In contrast, a Dunkin' Donuts customer who regularly orders a breakfast sandwich and medium coffee combo ($4.89) would receive a free coffee in as few as nine visits. Members who order only a medium coffee ($1.79) won't get a freebie until 23 visits in, though.
The program is likely to be attractive even to occasional Dunkin' customers.
"Loyalty programs work really well, obviously, if it's something you buy pretty regularly," said Kit Yarrow, chair of the psychology department at Golden Gate University in San Francisco. "It'll definitely encourage people to go there."
But DD Perks may not be sweet enough to get coffee drinkers to switch from Starbucks, Seattle's Best or another chain.
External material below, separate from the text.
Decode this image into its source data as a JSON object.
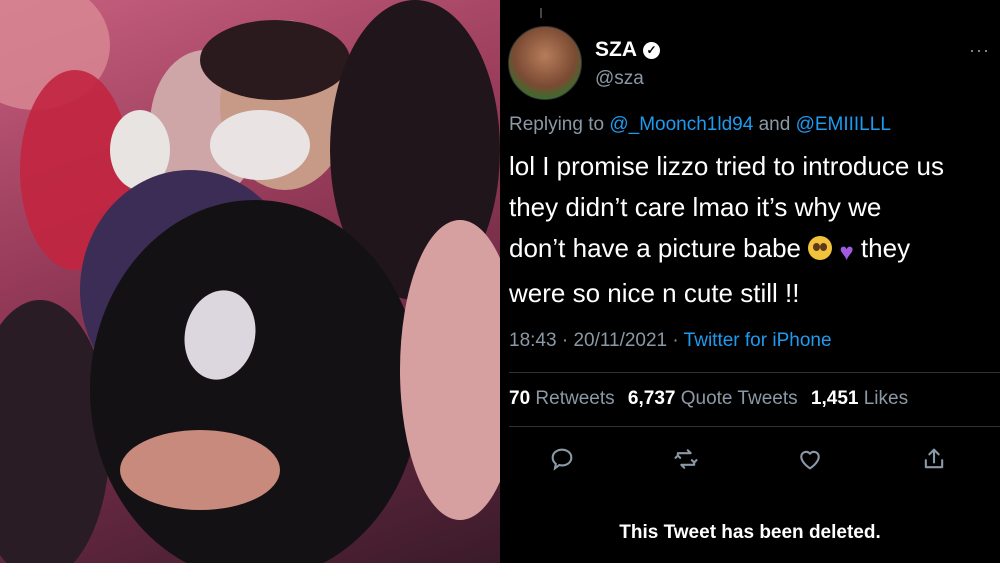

"There probably is some overlap between audiences, but you definitely have your loyal followers for the different brands," Hottovy said. (For example, a devoted fan base has developed for Starbucks' pumpkin spice latte.)
(Read more: Here's why your coffee habit is making you fat)
Down the line, DD Perks could result in better deals for customers and better data for the brand, said Jeff Berry, research director for Colloquy. A program based on spending rather than visits gives Dunkin' a better sense of customer value and what members are buying.
That's likely to result in more targeted offers based on how you spend—which may not be a win for your wallet or waistline.